Ägyptische Feier: PSOE wirft Sant Antonis Bürgermeister Lügen vor
Die PSOE wirft dem Bürgermeister von Sant Antoni de Portmany auf Ibiza, Marcos Serra, vor, im Zusammenhang mit der ägyptischen Feier in sa Pedrera wiederholt falsche Angaben gemacht zu haben. Die private Veranstaltung vom 13. August steht wegen des hohen Wasserverbrauchs in einer Zeit angespannter Wasserversorgung in der Kritik.
Nach Angaben der Sozialisten widersprechen Unterlagen aus dem Gemeindeakt den bisherigen Erklärungen des Bürgermeisters. Die Partei erklärte, sie habe den Vorgang zur Feier und die von den Veranstaltern eingereichte technische Dokumentation eingesehen.
Pläne zeigen Wasserfläche
Die Gemeinde habe anhand der von den Veranstaltern vorgelegten Pläne gewusst, dass eine große Wasserfläche vorgesehen gewesen sei, teilte die PSOE mit.
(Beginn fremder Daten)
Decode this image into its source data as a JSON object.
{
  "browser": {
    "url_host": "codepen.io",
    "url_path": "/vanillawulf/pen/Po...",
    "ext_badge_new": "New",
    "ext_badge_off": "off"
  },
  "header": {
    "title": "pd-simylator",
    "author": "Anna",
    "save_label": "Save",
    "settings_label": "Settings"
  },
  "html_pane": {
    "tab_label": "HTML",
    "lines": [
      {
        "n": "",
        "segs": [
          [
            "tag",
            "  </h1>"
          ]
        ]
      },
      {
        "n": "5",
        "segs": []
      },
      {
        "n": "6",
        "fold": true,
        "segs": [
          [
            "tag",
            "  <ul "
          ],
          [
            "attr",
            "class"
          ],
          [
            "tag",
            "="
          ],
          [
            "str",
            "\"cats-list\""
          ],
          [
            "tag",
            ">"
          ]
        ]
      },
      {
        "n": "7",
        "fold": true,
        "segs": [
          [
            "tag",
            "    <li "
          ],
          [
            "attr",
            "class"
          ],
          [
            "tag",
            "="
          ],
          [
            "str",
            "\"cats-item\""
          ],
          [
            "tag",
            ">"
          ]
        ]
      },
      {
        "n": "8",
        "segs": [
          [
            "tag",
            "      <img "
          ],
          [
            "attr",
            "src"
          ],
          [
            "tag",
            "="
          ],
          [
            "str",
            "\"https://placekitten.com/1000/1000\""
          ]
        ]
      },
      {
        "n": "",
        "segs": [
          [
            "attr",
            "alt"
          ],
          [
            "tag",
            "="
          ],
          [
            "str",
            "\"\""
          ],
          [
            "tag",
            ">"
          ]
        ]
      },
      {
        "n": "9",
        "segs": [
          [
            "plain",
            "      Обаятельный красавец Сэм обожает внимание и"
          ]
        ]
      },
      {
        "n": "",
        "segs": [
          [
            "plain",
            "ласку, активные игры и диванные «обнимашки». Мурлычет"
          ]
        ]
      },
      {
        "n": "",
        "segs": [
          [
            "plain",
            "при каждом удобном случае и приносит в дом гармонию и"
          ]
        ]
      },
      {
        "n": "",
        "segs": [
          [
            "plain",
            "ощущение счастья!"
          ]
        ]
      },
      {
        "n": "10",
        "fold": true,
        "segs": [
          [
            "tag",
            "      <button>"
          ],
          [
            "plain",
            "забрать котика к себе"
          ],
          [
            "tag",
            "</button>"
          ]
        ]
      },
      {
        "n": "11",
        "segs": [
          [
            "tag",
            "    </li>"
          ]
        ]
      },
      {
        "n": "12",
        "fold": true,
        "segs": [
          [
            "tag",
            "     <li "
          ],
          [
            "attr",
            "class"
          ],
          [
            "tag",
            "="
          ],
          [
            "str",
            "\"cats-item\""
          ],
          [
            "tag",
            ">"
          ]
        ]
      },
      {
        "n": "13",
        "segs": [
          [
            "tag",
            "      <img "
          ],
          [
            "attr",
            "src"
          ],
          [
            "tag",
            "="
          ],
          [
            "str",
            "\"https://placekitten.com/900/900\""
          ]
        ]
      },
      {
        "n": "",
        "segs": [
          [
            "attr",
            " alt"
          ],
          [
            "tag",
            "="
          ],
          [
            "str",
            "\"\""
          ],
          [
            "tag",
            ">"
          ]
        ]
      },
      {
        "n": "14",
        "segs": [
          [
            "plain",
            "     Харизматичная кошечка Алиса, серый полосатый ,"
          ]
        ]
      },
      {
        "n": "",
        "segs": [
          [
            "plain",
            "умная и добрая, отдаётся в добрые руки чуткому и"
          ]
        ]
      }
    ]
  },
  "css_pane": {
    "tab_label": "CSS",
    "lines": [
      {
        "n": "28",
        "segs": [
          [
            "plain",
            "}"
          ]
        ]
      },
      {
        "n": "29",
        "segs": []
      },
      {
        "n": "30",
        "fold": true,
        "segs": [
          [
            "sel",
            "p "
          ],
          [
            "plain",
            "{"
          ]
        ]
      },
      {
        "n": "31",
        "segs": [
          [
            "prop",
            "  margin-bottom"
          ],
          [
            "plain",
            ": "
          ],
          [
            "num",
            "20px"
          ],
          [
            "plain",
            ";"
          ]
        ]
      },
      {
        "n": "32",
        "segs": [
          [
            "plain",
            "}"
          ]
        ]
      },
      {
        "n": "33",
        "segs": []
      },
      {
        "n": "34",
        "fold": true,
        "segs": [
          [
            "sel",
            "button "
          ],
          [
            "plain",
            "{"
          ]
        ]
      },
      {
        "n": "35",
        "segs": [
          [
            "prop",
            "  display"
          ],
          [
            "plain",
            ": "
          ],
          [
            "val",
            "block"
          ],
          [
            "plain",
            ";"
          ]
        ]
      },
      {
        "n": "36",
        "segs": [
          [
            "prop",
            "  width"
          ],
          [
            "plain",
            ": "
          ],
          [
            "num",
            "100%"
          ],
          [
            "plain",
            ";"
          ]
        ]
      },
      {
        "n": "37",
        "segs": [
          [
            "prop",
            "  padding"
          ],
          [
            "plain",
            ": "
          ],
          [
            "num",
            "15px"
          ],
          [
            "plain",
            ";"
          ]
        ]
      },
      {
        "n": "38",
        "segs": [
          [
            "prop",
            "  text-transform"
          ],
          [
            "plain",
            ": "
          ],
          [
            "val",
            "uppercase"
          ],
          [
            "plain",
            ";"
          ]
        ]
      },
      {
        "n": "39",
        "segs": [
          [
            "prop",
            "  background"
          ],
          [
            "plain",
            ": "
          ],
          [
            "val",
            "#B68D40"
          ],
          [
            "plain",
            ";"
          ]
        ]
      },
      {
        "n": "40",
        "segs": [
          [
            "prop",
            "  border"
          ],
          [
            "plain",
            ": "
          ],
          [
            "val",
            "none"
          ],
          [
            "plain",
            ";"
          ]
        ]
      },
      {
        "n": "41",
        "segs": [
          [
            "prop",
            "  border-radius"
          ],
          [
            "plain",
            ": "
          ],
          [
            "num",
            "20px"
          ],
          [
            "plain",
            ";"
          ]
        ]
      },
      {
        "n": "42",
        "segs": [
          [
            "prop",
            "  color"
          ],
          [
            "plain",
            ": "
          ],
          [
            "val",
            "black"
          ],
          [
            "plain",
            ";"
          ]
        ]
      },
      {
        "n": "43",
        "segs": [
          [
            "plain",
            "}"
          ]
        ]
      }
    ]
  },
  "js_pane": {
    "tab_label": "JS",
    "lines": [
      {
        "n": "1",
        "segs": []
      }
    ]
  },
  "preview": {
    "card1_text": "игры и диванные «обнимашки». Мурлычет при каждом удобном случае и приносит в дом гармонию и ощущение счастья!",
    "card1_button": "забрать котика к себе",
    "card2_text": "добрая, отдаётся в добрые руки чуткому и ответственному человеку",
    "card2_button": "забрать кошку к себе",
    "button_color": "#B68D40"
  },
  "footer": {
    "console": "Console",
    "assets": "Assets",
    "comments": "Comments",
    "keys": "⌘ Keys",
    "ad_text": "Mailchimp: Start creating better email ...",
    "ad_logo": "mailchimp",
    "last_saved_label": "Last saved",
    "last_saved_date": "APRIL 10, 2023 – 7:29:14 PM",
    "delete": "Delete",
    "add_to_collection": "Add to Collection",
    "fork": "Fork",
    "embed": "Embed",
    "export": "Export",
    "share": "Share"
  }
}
Die Sozialisten bezeichnen diese als eine Art Ziersee.
Der Ausdruck „künstlicher See“ erscheine zwar nicht ausdrücklich in den Unterlagen. Die Wasserzone sei jedoch auf rund zehn beigefügten Karten blau markiert und mit dem Wort „water“ gekennzeichnet, so die Partei.
Forderung nach Veröffentlichung
Die PSOE kritisierte zudem, dass die Gemeinde vor positiven Stellungnahmen keine Übersetzung oder Erläuterung zu den englischsprachigen Angaben verlangt habe. Falls die Fachleute die Pläne verstanden hätten, hätten sie auch die vorgesehene Wasserfläche erkennen müssen, argumentierte die Partei.
Die Sozialisten forderten Serra auf, die Pläne der technischen Dokumentation zu veröffentlichen. Im nächsten Gemeinderat wollen sie die Bearbeitung des Vorgangs thematisieren und politische Verantwortung verlangen.